I ended my last post with a hopeful view of what love and marriage can be, should they ever come about in the life of a given individual. However, I spent the majority of it moaning about the complexity and overwhelming-ness of finding and choosing a life/marriage partner.

And now I am feeling a little sheepish.

Never once in the midst of all my agonizing did I stop to consider what it might be like to be denied the freedom to undertake this “task” at all, one that is, perhaps, among the most profound of human pursuits and most significant sources of human joy and meaning.

And yet, that is the reality for possibly ten percent of people alive today.  Should they be fortunate enough to birth and grow the kind of deep, irrational, vulnerable, and committed love we all long for, they are still not guaranteed the opportunity to live out that love publicly or be accepted as part of society.

Considering recent political events surrounding gay rights (i.e. signing of the same-sex marriage bill here in Washington State, and the passing of a similar bill in the Maryland House of Delegates) I’m hoping this won’t always be the case.

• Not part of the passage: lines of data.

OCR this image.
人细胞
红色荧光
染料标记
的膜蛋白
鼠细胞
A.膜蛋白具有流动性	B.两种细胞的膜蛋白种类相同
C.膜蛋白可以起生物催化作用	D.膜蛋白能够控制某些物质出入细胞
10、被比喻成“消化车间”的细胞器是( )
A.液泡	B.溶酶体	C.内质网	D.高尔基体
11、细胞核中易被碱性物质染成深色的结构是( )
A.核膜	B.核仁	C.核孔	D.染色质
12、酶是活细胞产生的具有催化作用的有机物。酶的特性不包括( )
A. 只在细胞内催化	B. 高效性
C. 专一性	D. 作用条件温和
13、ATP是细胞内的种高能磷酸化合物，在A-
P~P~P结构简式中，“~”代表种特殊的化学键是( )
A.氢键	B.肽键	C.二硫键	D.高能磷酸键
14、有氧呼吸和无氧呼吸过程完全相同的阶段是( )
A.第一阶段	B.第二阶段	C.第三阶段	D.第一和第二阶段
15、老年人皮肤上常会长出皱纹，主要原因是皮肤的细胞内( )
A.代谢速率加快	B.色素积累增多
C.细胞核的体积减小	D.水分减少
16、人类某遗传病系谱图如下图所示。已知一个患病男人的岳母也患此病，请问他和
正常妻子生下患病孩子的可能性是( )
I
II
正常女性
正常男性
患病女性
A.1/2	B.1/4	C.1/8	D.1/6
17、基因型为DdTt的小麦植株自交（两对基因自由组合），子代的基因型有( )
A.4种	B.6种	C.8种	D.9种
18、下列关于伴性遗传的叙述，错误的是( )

But right now, if you happen to have romantic affections for a person of your own gender, things look pretty grim.

And this is tragic.

I mentioned a while ago, in the first installment of my Why I Am Not A Christian series, that probably the earliest major issue I had with Christianity – one that played a large part in my deconversion journey – was the idea of Hell.

Homosexuality was a close second.

Growing up in a very rural, very conservative, relatively homogeneous community, I did not come in contact with many openly gay people. So it was relatively easy for me, for a while, to accept the teaching of my church that homosexuality was a sin; that it was a sinful life-style chosen by sinful (or deceived/deluded) people.

But then I started volunteering with a church youth group and began mentoring a young girl who happened to have two moms, who were some of the kindest, warmest, most welcoming people I had ever met. I was baffled at their kindness and grace toward, and the freedom they granted their two daughters to participate in, an organization that looked down on, even condemned, the love that formed the foundation of their shared life…a life that appeared to be as full of love, understanding, forgiveness, consideration, selfless-ness, wisdom, temperance, and all-around good family values as the most exemplary heterosexual Christian marriages/families I had witnessed.

I couldn’t wrap my head around what could possibly be bad about that love.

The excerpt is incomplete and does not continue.